Das Design des Kraftfahrbewährungsabzeichens zeigt typischerweise ein stilisiertes Eichenlaub-Kranz, in dessen Mitte sich ein Rad als Symbol für die Kraftfahrzeugführer befindet. Die Gestaltung folgte der nationalsozialistischen Ikonographie mit ihren charakteristischen Elementen wie dem Hoheitsadler. Das Abzeichen wurde am linken Oberarm der Uniform getragen und war somit deutlich sichtbar.
Besonders bemerkenswert an diesem Exemplar ist der ungetragene Zustand und die Erhaltung in der originalen bedruckten Herstellertüte. Dies ist außergewöhnlich selten, da die meisten Auszeichnungen nach ihrer Verleihung getragen wurden und die Verpackungen in der Regel nicht aufbewahrt wurden. Die Originalverpackung von Souval mit der Adressangabe stellt ein wichtiges Provenienzzeugnis dar und erhöht den historischen und sammlerischen Wert erheblich.
Die Verleihungsbestimmungen für das Kraftfahrbewährungsabzeichen waren streng geregelt. Die gefahrenen Kilometer mussten in einem Fahrtenbuch dokumentiert werden, und die Vergabe erfolgte nur bei nachweislich unfallfreier Fahrweise. Dies unterstreicht die hohe Wertschätzung, die qualifizierten und zuverlässigen Kraftfahrern entgegengebracht wurde, deren Leistungen für die Aufrechterhaltung der militärischen Logistik unverzichtbar waren.

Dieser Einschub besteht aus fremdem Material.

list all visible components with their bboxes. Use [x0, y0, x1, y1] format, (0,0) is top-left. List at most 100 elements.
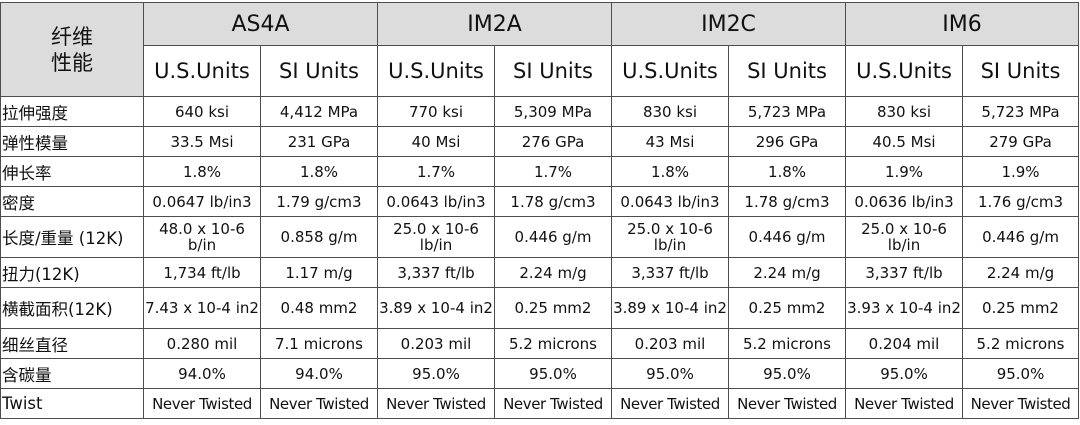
value-cell: 830 ksi: [845, 96, 964, 127]
value-cell: Never Twisted: [727, 388, 847, 419]
value-cell: 279 GPa: [962, 126, 1080, 157]
property-label: 扭力(12K): [0, 257, 144, 288]
value-cell: 94.0%: [143, 358, 261, 389]
value-cell: 0.25 mm2: [494, 287, 612, 329]
value-cell: 1.8%: [260, 156, 378, 187]
value-cell: 276 GPa: [494, 126, 612, 157]
value-cell: 7.1 microns: [260, 328, 378, 359]
value-cell: 40.5 Msi: [845, 126, 964, 157]
value-cell: 0.280 mil: [143, 328, 261, 359]
value-cell: 3,337 ft/lb: [845, 257, 964, 288]
value-cell: 1.8%: [143, 156, 261, 187]
value-cell: Never Twisted: [962, 388, 1080, 419]
value-cell: 1.9%: [962, 156, 1080, 187]
value-cell: Never Twisted: [611, 388, 729, 419]
property-label: 伸长率: [0, 156, 144, 187]
property-label: 密度: [0, 186, 144, 217]
value-cell: 1.8%: [611, 156, 729, 187]
value-cell: 1.7%: [377, 156, 495, 187]
value-cell: 95.0%: [494, 358, 612, 389]
value-cell: 5,723 MPa: [962, 96, 1080, 127]
value-cell: 0.0636 lb/in3: [845, 186, 964, 217]
value-cell: 2.24 m/g: [727, 257, 847, 288]
value-cell: 7.43 x 10-4 in2: [143, 287, 261, 329]
value-cell: 0.0643 lb/in3: [377, 186, 495, 217]
value-cell: 40 Msi: [377, 126, 495, 157]
value-cell: 43 Msi: [611, 126, 729, 157]
value-cell: Never Twisted: [845, 388, 964, 419]
grade-header-im2a: IM2A: [377, 2, 612, 46]
value-cell: 0.25 mm2: [727, 287, 847, 329]
value-cell: 0.0643 lb/in3: [611, 186, 729, 217]
table-row: 密度 0.0647 lb/in3 1.79 g/cm3 0.0643 lb/in3 1.…: [0, 186, 1080, 217]
value-cell: 0.446 g/m: [727, 216, 847, 258]
corner-label-line1: 纤维: [51, 24, 93, 49]
value-cell: 640 ksi: [143, 96, 261, 127]
value-cell: 25.0 x 10-6 lb/in: [611, 216, 729, 258]
unit-header-us: U.S.Units: [377, 45, 495, 97]
value-cell: 1.8%: [727, 156, 847, 187]
value-cell: 1,734 ft/lb: [143, 257, 261, 288]
value-cell: 33.5 Msi: [143, 126, 261, 157]
value-cell: 1.79 g/cm3: [260, 186, 378, 217]
property-label: 含碳量: [0, 358, 144, 389]
value-cell: 3.93 x 10-4 in2: [845, 287, 964, 329]
grade-header-im6: IM6: [845, 2, 1080, 46]
value-cell: 770 ksi: [377, 96, 495, 127]
unit-header-si: SI Units: [494, 45, 612, 97]
table-row: Twist Never Twisted Never Twisted Never Twi…: [0, 388, 1080, 419]
unit-header-si: SI Units: [727, 45, 847, 97]
value-cell: Never Twisted: [377, 388, 495, 419]
value-cell: 5.2 microns: [962, 328, 1080, 359]
value-cell: 0.204 mil: [845, 328, 964, 359]
unit-header-row: U.S.Units SI Units U.S.Units SI Units U.…: [1, 45, 1080, 97]
value-cell: 0.858 g/m: [260, 216, 378, 258]
corner-label-line2: 性能: [51, 50, 93, 75]
value-cell: 0.203 mil: [611, 328, 729, 359]
property-label: 长度/重量 (12K): [0, 216, 144, 258]
value-cell: 3.89 x 10-4 in2: [377, 287, 495, 329]
table-row: 拉伸强度 640 ksi 4,412 MPa 770 ksi 5,309 MPa 830 …: [0, 96, 1080, 127]
property-label: 弹性模量: [0, 126, 144, 157]
property-label: 横截面积(12K): [0, 287, 144, 329]
value-cell: 25.0 x 10-6 lb/in: [377, 216, 495, 258]
value-cell: 95.0%: [377, 358, 495, 389]
table-row: 扭力(12K) 1,734 ft/lb 1.17 m/g 3,337 ft/lb 2.2…: [0, 257, 1080, 288]
value-cell: Never Twisted: [143, 388, 261, 419]
property-label: Twist: [0, 388, 144, 419]
grade-header-row: 纤维 性能 AS4A IM2A IM2C IM6: [0, 2, 1080, 97]
value-cell: 1.9%: [845, 156, 964, 187]
value-cell: Never Twisted: [494, 388, 612, 419]
value-cell: 3.89 x 10-4 in2: [611, 287, 729, 329]
value-cell: 1.78 g/cm3: [494, 186, 612, 217]
property-label: 拉伸强度: [0, 96, 144, 127]
grade-header-as4a: AS4A: [143, 2, 378, 46]
value-cell: 5,723 MPa: [727, 96, 847, 127]
value-cell: 0.0647 lb/in3: [143, 186, 261, 217]
unit-header-si: SI Units: [260, 45, 378, 97]
value-cell: 5.2 microns: [727, 328, 847, 359]
unit-header-si: SI Units: [962, 45, 1080, 97]
grade-header-im2c: IM2C: [610, 2, 847, 46]
unit-header-us: U.S.Units: [143, 45, 261, 97]
table-row: 弹性模量 33.5 Msi 231 GPa 40 Msi 276 GPa 43 Msi 29…: [0, 126, 1080, 157]
value-cell: 0.25 mm2: [962, 287, 1080, 329]
value-cell: 94.0%: [260, 358, 378, 389]
value-cell: 4,412 MPa: [260, 96, 378, 127]
value-cell: Never Twisted: [260, 388, 378, 419]
value-cell: 5,309 MPa: [494, 96, 612, 127]
table-row: 长度/重量 (12K) 48.0 x 10-6 b/in 0.858 g/m 25.0…: [0, 216, 1080, 258]
value-cell: 48.0 x 10-6 b/in: [143, 216, 261, 258]
value-cell: 3,337 ft/lb: [377, 257, 495, 288]
value-cell: 25.0 x 10-6 lb/in: [845, 216, 964, 258]
value-cell: 95.0%: [962, 358, 1080, 389]
unit-header-us: U.S.Units: [845, 45, 964, 97]
property-label: 细丝直径: [0, 328, 144, 359]
unit-header-us: U.S.Units: [611, 45, 729, 97]
value-cell: 0.48 mm2: [260, 287, 378, 329]
value-cell: 830 ksi: [611, 96, 729, 127]
table-row: 横截面积(12K) 7.43 x 10-4 in2 0.48 mm2 3.89 x 1…: [0, 287, 1080, 329]
value-cell: 1.7%: [494, 156, 612, 187]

Im historischen Kontext dokumentiert das Kraftfahrbewährungsabzeichen die zunehmende Mechanisierung der Kriegsführung im 20. Jahrhundert. Während im Ersten Weltkrieg noch Pferdegespanne dominierten, war der Zweite Weltkrieg bereits stark von motorisierten Einheiten geprägt. Die deutschen Blitzkrieg-Taktiken basierten wesentlich auf schnellen, motorisierten Vorstößen, und die Versorgungslinien mussten über große Entfernungen aufrechterhalten werden – eine Aufgabe, die auf den Schultern der Kraftfahrer ruhte.
Heute sind solche Auszeichnungen wichtige historische Artefakte, die Einblick in das Alltagsleben und die Organisation der Wehrmacht geben. Sie dokumentieren nicht nur militärische Hierarchien und Leistungsanerkennungen, sondern auch die technischen und materiellen Bedingungen der Kriegszeit. Das ungetragene Exemplar in Originalverpackung stellt dabei ein besonders authentisches Zeugnis dar, das ohne die Patina des Gebrauchs die ursprüngliche Fertigungsqualität bewahrt hat.